Parametric distributions are probability distributions that you can describe using a finite set of parameters. You can choose a distribution model for your data based on a parametric family of probability distributions, and then adjust the parameters to fit the data. You can then perform further analyses by computing summary statistics, evaluating the probability density function (pdf) and cumulative distribution function (cdf), and assessing the fit of the distribution to your data.
Nonparametric and empirical distributions provide estimates of probability density functions (pdf) or cumulative distribution functions (cdf) based on sample data. You can use this approach when the data cannot be described accurately by the supported parametric distributions. Statistics Toolbox™ supports the following nonparametric and empirical techniques:
Piecewise linear distribution
Empirical cumulative distribution function
Piecewise distribution with Pareto tails
Statistics Toolbox provides several ways to work with parametric and nonparametric probability distributions.
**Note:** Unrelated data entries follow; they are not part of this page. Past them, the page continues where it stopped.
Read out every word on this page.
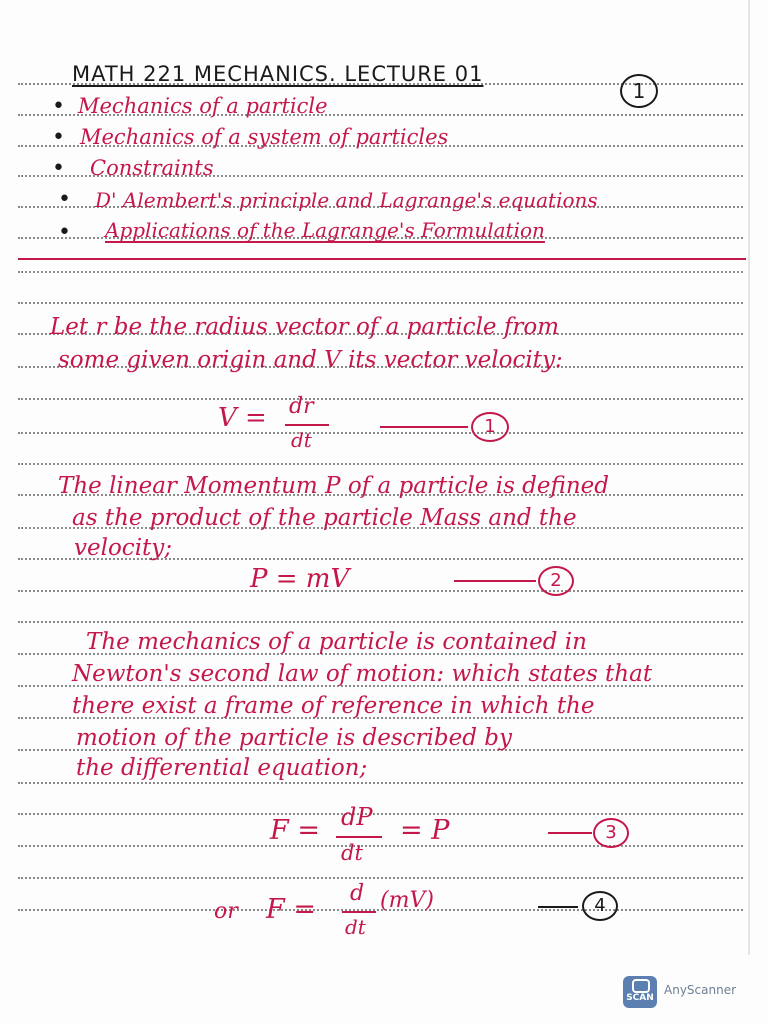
MATH 221 MECHANICS. LECTURE 01
1
• Mechanics of a particle
• Mechanics of a system of particles
• Constraints
• D' Alembert's principle and Lagrange's equations
• Applications of the Lagrange's Formulation
Let r be the radius vector of a particle from
some given origin and V its vector velocity:
V = dr
dt
1
The linear Momentum P of a particle is defined
as the product of the particle Mass and the
velocity;
P = mV	2
The mechanics of a particle is contained in
Newton's second law of motion: which states that
there exist a frame of reference in which the
motion of the particle is described by
the differential equation;
F = dP
dt
= P	3
or F =
d
dt
(mV)	4
SCAN
AnyScanner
Apps and user interfaces provide an interactive approach to working with parametric and nonparametric probability distributions.
Use the Distribution Fitting app to fit a distribution to your data and export a probability distribution object to your workspace for further analysis.
Use the Probability Distribution Function user interface to visually explore probability distributions.
Use the Random Number Generation user interface to generate random data from a specified distribution and export the results to your workspace.
Probability distribution objects provide a convenient way to explore and fit your data to a parametric or nonparametric distribution, save the results to a single entity, and generate random data from the resulting parameters.
Command-line functions let you further explore parametric and nonparametric distributions, fit relevant models to your data, and generate random data. You can use command-line functions to work with distributions that are not currently supported as probability distribution objects.